If you ever read this blog you know that I am a bit fascinated with a phenomenon known as Dunbar’s number, developed by Robin Dunbar. Again, for about the 20th time here, Dunbar’s number represents the maximum number of personal connections that one single person can hold at any given time, which is 150. That number has been tested over and over again since the 1990s and seems to hold true.
I am in the middle of finishing a graduate degree in communication as you may know. Initially I took on a project studying the use of social media in delivering health messages to Hispanic populations. This project has been continuously delayed and it opened up an opportunity to study other things while waiting on this project. I decided to return my fascination to Dunbar’s number.
My basic hypothesis is that either Dunbar’s number actually increases when all social communication is used together, or more people reach this number easier and have a wider spread that previously.
It should be important to note that Robin Dunbar himself did a studying on the same idea last year. He focused solely on facebook and finds that the 150 number still holds true. Dunbar theorizes that it has more to do with the size of our neocortex (part of your brain that manages thought) than the ability to connect with that many people.

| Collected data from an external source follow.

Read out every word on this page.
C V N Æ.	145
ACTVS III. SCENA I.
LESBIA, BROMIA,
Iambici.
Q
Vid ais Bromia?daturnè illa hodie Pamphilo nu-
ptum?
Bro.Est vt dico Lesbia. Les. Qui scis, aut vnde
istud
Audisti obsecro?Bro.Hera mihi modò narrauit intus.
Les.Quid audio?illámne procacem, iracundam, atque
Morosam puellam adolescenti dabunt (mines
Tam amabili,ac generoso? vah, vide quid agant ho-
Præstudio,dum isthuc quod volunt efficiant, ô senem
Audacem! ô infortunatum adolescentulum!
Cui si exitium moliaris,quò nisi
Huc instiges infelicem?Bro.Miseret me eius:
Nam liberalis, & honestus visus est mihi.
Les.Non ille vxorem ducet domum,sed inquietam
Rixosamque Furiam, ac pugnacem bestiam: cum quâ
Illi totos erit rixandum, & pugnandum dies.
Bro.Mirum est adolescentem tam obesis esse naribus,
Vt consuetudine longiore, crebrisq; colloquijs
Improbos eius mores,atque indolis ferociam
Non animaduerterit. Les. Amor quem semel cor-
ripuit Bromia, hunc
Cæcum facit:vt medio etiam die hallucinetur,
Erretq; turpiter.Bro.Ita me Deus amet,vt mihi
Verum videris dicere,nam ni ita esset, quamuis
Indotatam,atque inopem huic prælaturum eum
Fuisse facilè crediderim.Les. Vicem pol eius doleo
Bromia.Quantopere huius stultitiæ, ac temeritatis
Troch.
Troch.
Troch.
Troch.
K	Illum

Why does it matter how many connections we can hold? The rate at which a product or idea is adopted by a critical percentage of a population (diffusion) has been increasing steadily alongside technology and mobility. Innovations such as the telephone, radio, television and the computer/internet have caused bumps in the rate of diffusion. However products and ideas have begun diffusing almost instantly over the past couple of years while physical technology has held basically constant. I believe this is a result of increased connection among people through social networking.
As a marketer and communicator this impacts everything. I think this has huge implications on understanding the overall value of social media. I believe it leads to products and ideas diffusing (or failing) more quickly. It causes more rapid response time, revolutionary changes to marketing strategies and an increased demand for exceptional customer service as part of a marketing technique.
Dunbar’s follow up study focused just on Facebook, which is much more of a passive networking tool due to the way timelines are managed. This I believe is the reason Dunbar was not able to see any changes. If however there truly are no changes I believe people reach the 150 number more easily. This is important because it expands the overall total reach of a community or population group. This allows ideas to spread more rapidly because more people are highly connected.
I will continue to share my research as it progresses on this topic. I plan on reaching out to Dr. Dunbar at some point along the way to try for some collaborative research. Please let me know if you have any specifics or ideas that you would like to see incorporated.